Vermont Senator Bernie Sanders called it "a major crisis in this country." Hillary Clinton stressed the urgent need for increased college affordability.
"All the 40 million Americans who currently have student debt will be able to refinance their debt to lower interest rates," she said. "My plan would enable anyone to go to a public college college or university for free."
Sanders has proposed something similarly grandiose: completely eradicating tuition at public four-year colleges.
Of course, there are nuances to their plans -- Clinton revealed she wants students to work ten hours a week to make the affordability possible, and Sanders, along with former Maryland Gov. Martin O'Malley, supports in-state college tuition to undocumented immigrants -- but all in all, the student loan debt antidote all boils down to a common theme: reduced interest rates.

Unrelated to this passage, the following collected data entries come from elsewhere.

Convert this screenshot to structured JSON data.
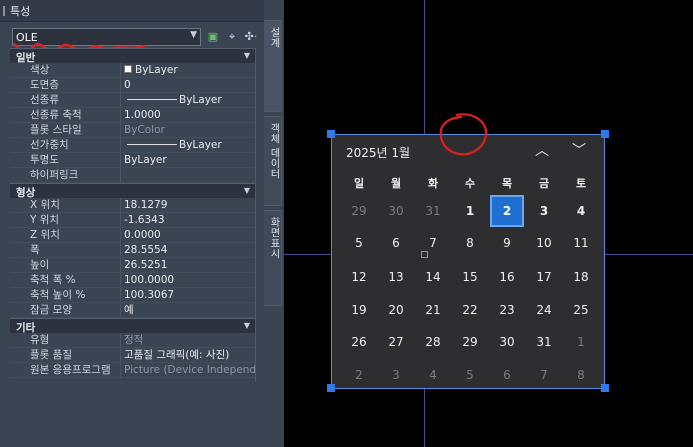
{
  "palette": {
    "title": "특성",
    "object_select": "OLE",
    "side_tabs": [
      "설계",
      "객체 데이터",
      "화면표시"
    ]
  },
  "sections": [
    {
      "name": "일반",
      "rows": [
        {
          "key": "색상",
          "value": "ByLayer",
          "swatch": "#ffffff"
        },
        {
          "key": "도면층",
          "value": "0"
        },
        {
          "key": "선종류",
          "value": "ByLayer",
          "line": true
        },
        {
          "key": "선종류 축척",
          "value": "1.0000"
        },
        {
          "key": "플롯 스타일",
          "value": "ByColor",
          "dim": true
        },
        {
          "key": "선가중치",
          "value": "ByLayer",
          "line": true
        },
        {
          "key": "투명도",
          "value": "ByLayer"
        },
        {
          "key": "하이퍼링크",
          "value": ""
        }
      ]
    },
    {
      "name": "형상",
      "rows": [
        {
          "key": "X 위치",
          "value": "18.1279"
        },
        {
          "key": "Y 위치",
          "value": "-1.6343"
        },
        {
          "key": "Z 위치",
          "value": "0.0000"
        },
        {
          "key": "폭",
          "value": "28.5554"
        },
        {
          "key": "높이",
          "value": "26.5251"
        },
        {
          "key": "축척 폭 %",
          "value": "100.0000"
        },
        {
          "key": "축척 높이 %",
          "value": "100.3067"
        },
        {
          "key": "잠금 모양",
          "value": "예"
        }
      ]
    },
    {
      "name": "기타",
      "rows": [
        {
          "key": "유형",
          "value": "정적",
          "dim": true
        },
        {
          "key": "플롯 품질",
          "value": "고품질 그래픽(예: 사진)"
        },
        {
          "key": "원본 응용프로그램",
          "value": "Picture (Device Independent...",
          "dim": true
        }
      ]
    }
  ],
  "calendar": {
    "month_label": "2025년 1월",
    "weekdays": [
      "일",
      "월",
      "화",
      "수",
      "목",
      "금",
      "토"
    ],
    "weeks": [
      [
        "29",
        "30",
        "31",
        "1",
        "2",
        "3",
        "4"
      ],
      [
        "5",
        "6",
        "7",
        "8",
        "9",
        "10",
        "11"
      ],
      [
        "12",
        "13",
        "14",
        "15",
        "16",
        "17",
        "18"
      ],
      [
        "19",
        "20",
        "21",
        "22",
        "23",
        "24",
        "25"
      ],
      [
        "26",
        "27",
        "28",
        "29",
        "30",
        "31",
        "1"
      ],
      [
        "2",
        "3",
        "4",
        "5",
        "6",
        "7",
        "8"
      ]
    ],
    "selected_day": "2",
    "icons": {
      "prev": "chevron-up-icon",
      "next": "chevron-down-icon"
    }
  },
  "colors": {
    "palette_bg": "#3b4453",
    "selection_grip": "#2f79e8",
    "today_fill": "#1f6fd1",
    "annotation": "#e0201a"
  }
}
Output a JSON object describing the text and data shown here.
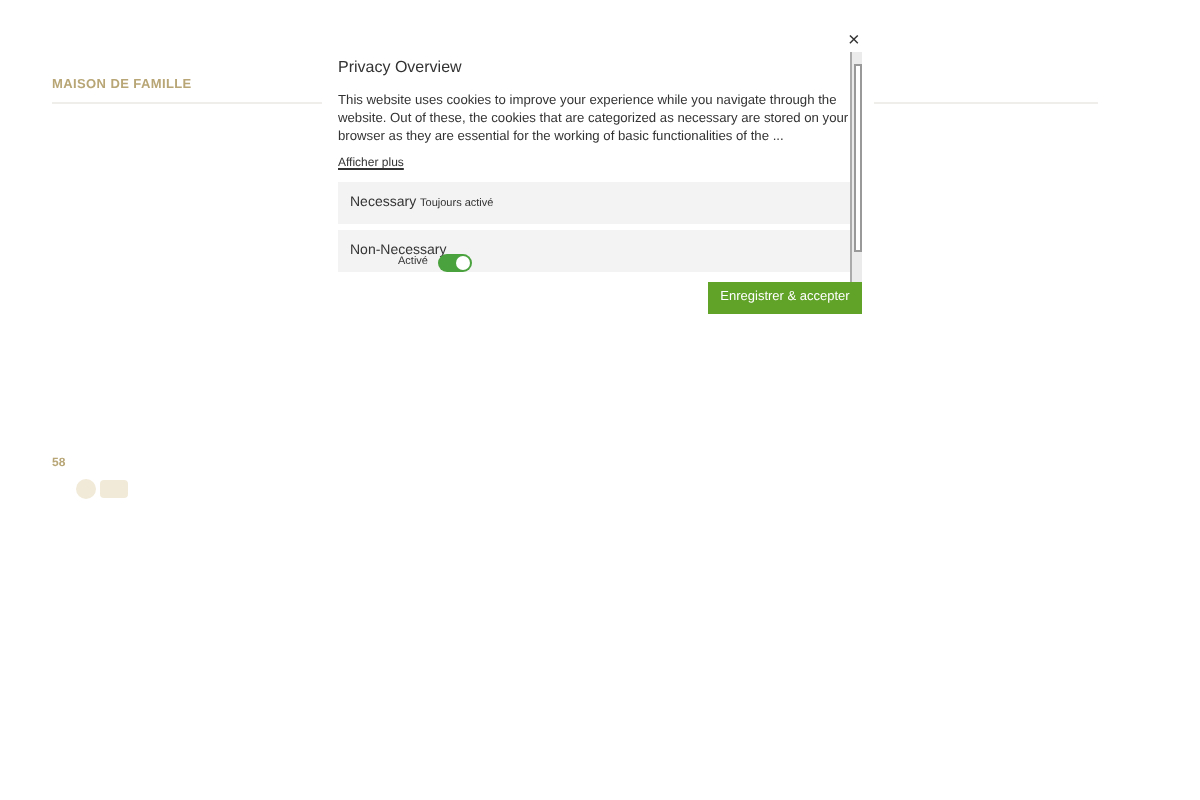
{
  "page": {
    "site_name": "MAISON DE FAMILLE",
    "number": "58"
  },
  "modal": {
    "close": "×",
    "title": "Privacy Overview",
    "text": "This website uses cookies to improve your experience while you navigate through the website. Out of these, the cookies that are categorized as necessary are stored on your browser as they are essential for the working of basic functionalities of the ...",
    "more_link": "Afficher plus",
    "categories": [
      {
        "kind": "always",
        "name": "Necessary",
        "status": "Toujours activé"
      },
      {
        "kind": "toggle",
        "name": "Non-Necessary",
        "status": "Activé",
        "on": true
      }
    ],
    "accept_button": "Enregistrer & accepter"
  }
}
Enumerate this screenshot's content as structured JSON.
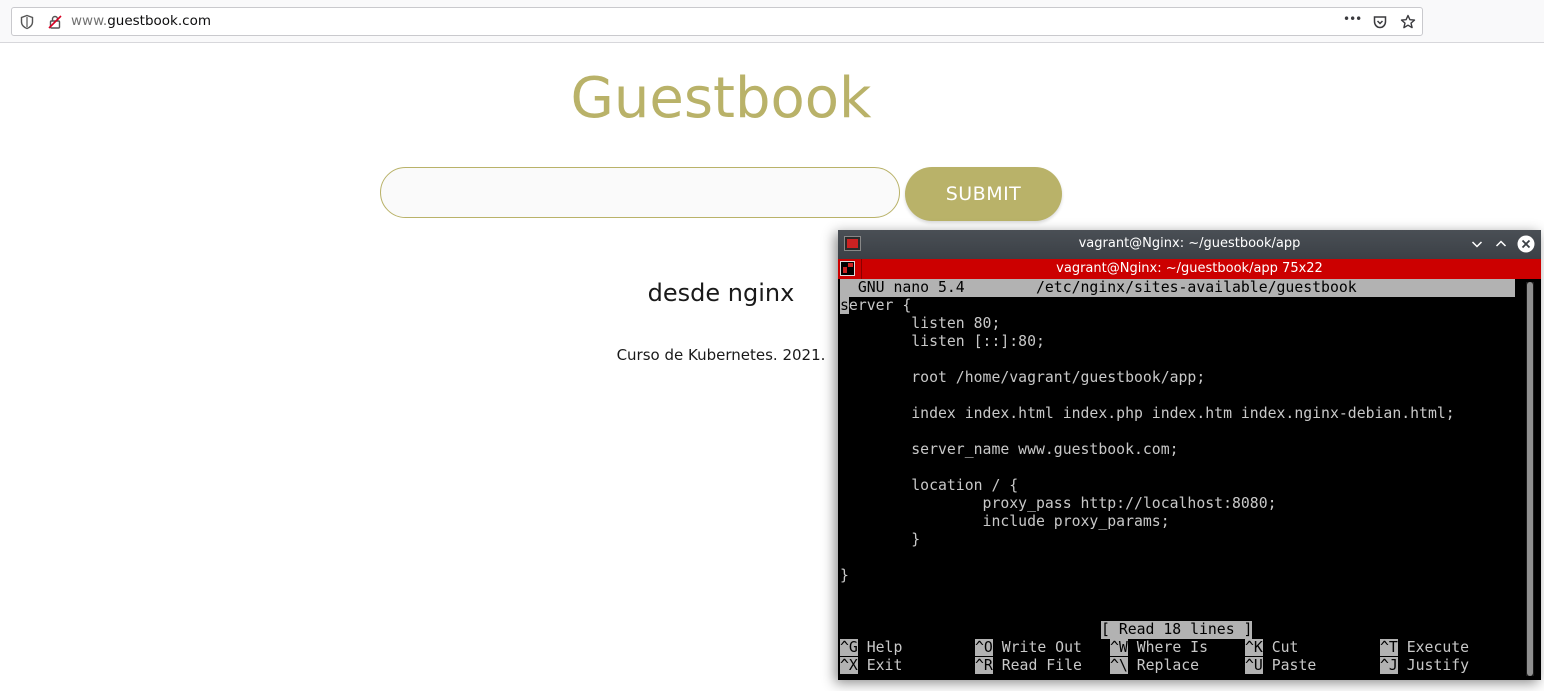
{
  "browser": {
    "url_prefix": "www.",
    "url_host": "guestbook.com",
    "menu_dots": "•••"
  },
  "guestbook": {
    "title": "Guestbook",
    "input_value": "",
    "submit_label": "SUBMIT",
    "entries": [
      "desde nginx"
    ],
    "footer": "Curso de Kubernetes. 2021."
  },
  "terminal": {
    "window_title": "vagrant@Nginx: ~/guestbook/app",
    "tab_title": "vagrant@Nginx: ~/guestbook/app 75x22",
    "nano_header": "  GNU nano 5.4        /etc/nginx/sites-available/guestbook",
    "cursor_char": "s",
    "lines": [
      "erver {",
      "        listen 80;",
      "        listen [::]:80;",
      "",
      "        root /home/vagrant/guestbook/app;",
      "",
      "        index index.html index.php index.htm index.nginx-debian.html;",
      "",
      "        server_name www.guestbook.com;",
      "",
      "        location / {",
      "                proxy_pass http://localhost:8080;",
      "                include proxy_params;",
      "        }",
      "",
      "}"
    ],
    "status_message": "[ Read 18 lines ]",
    "shortcuts_row1": [
      {
        "key": "^G",
        "label": " Help"
      },
      {
        "key": "^O",
        "label": " Write Out"
      },
      {
        "key": "^W",
        "label": " Where Is"
      },
      {
        "key": "^K",
        "label": " Cut"
      },
      {
        "key": "^T",
        "label": " Execute"
      }
    ],
    "shortcuts_row2": [
      {
        "key": "^X",
        "label": " Exit"
      },
      {
        "key": "^R",
        "label": " Read File"
      },
      {
        "key": "^\\",
        "label": " Replace"
      },
      {
        "key": "^U",
        "label": " Paste"
      },
      {
        "key": "^J",
        "label": " Justify"
      }
    ]
  },
  "colors": {
    "accent": "#b9b269",
    "terminal_tab": "#cc0000",
    "terminal_bg": "#000000"
  }
}
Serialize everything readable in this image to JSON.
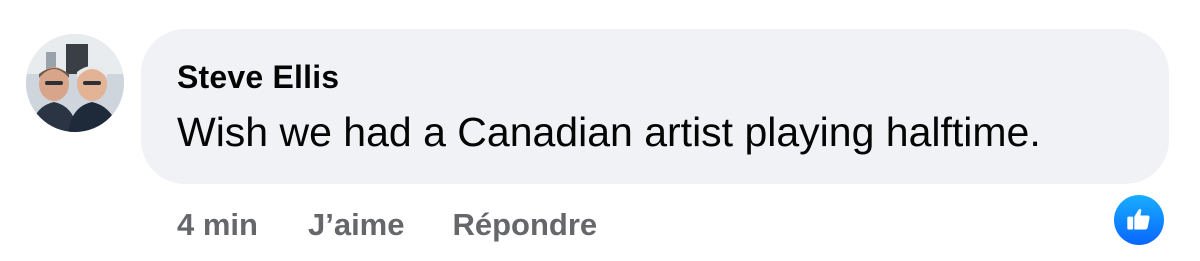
{
  "comment": {
    "author": "Steve Ellis",
    "text": "Wish we had a Canadian artist playing halftime.",
    "time": "4 min",
    "like_label": "J’aime",
    "reply_label": "Répondre"
  },
  "icons": {
    "avatar": "profile-photo",
    "reaction": "thumbs-up-icon"
  },
  "colors": {
    "bubble": "#f0f2f5",
    "text": "#050505",
    "meta": "#65676b",
    "like_badge": "#0866ff"
  }
}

Clinton, Sanders, and O'Malley have each proposed allowing existing borrowers to refinance student loans at lower interest rates (some at current rates, some restoring the pre-2006 interest rate formulas). They have also proposed simplifying the various income-dependent repayment plans into a single plan modeled after the Pay As You Earn (PAYE) repayment plan and making it the default choice.
But that might not be good enough, as the interest rates aren’t what’s causing the student loan debt crisis.
“The problem with student loans is the amount of debt, not the cost of debt,” says Mark Kantrowitz, a financial aid expert and president of MK Consulting Inc. in Las Vegas. “Refinancing the loans at lower interest rates may be attractive to voters, especially students, recent college graduates and their families, but the actual relief to borrowers will be small, reducing loan payments by a few dollars a month.”